There's nothing running together on your plates. I'd serve all of those foods on my regular plates.

This isn't about all foods. I use regular plates a lot of the time, probably most of the time. I prefer sectional when the entree and/or the sides are "juicy". I prefer not to have all of those juices mixing together. I like to taste the individual flavors of my foods. Making a nice strong gravy is pretty pointless if the pot liquor from my mustard greens is going to run up in it and dilute it. I don't care for the flavor of gravy and mustard green pot liquor together. I love both separately. May as well cook them all together otherwise.

All foods may go to the same place in your body, but that doesn't mean they must all travel the route at the same time shoveled in the mouth such that the palate isn't able to distinguish what is what. Again, just cook them all together.

I don't care if food slightly touches. I do care if all the juices or foods run together when there is fluidity. My foods don't generally touch because I don't load my plate such that every space is full of food. That's not pleasing to the eye and I won't eat that much at one time, anyway.

Like LL, I despise proteins put atop a starch or vegetable. I love my steak juices, for example, and I don't want them soaked up by the mashed potatoes which I probably won't eat anyway. If I know that's going to happen, I sometimes ask the restaurant to put the starch on the side or leave it off if its not too much trouble.

When I get the andouille crusted fish at Emeril's, I ask that the shoestring potatoes be served on the side rather than under the fish. The fish is substantial and I probably won't eat more than 5 fries anyway, especially if I've had an app or a salad. I'd rather them not soak up all the fine juices/sauce from my fish.

The one dish I didn't care for at Peche was the catfish and greens because the crispy catfish was served atop the juicy greens. The greens were delicious and I enjoy greens served with fried catfish, but the entire underside of the catfish was mush and unappealing.I ate the greens and left the fish. I wouldn't order it again.

Many restaurants serve the protein ala carte. Most steakhouses do not place that beautiful piece of meat on top of mashed potatoes. It gets a plate unto itself.
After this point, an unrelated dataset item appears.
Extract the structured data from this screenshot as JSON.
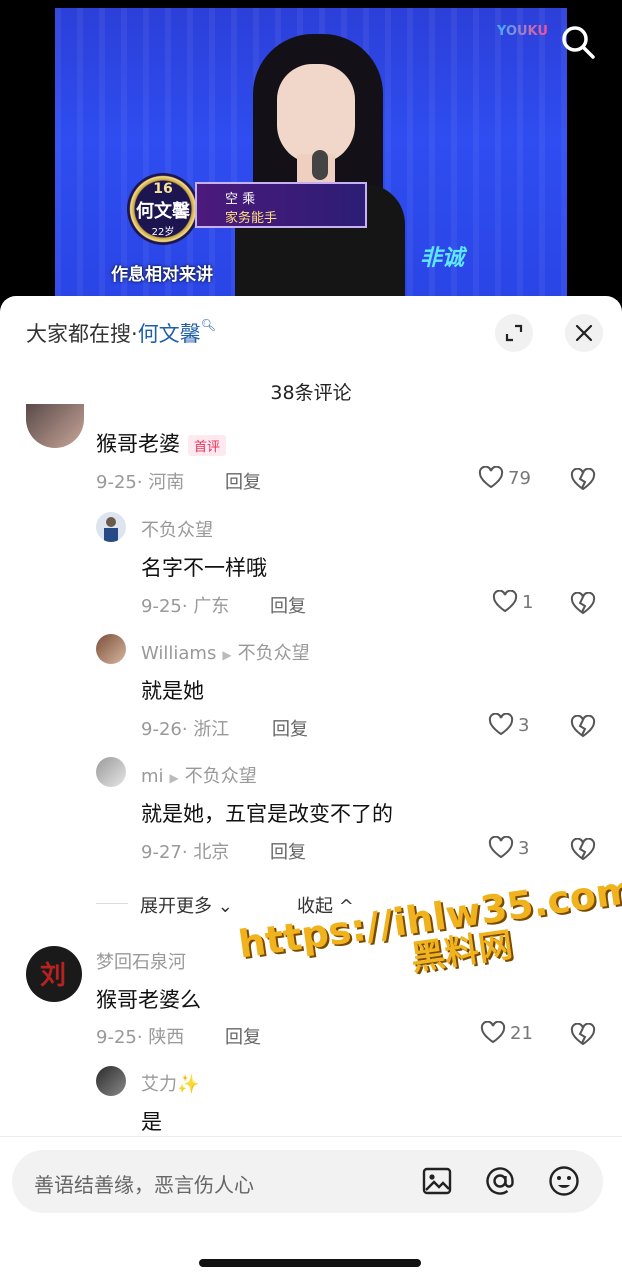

When I see someone mixing their foods on the plate or getting some of the meat and two or three sides on the fork for one bite, I wonder if they are eating to be full or eating to enjoy. Looks like the former to me and it looks sort of rustic caveman. On the other hand, some things are meant to be eaten together like roast and rice 'n gravy.

I use sectional plates for certain meals, not all of them. I have tons of other plates I use.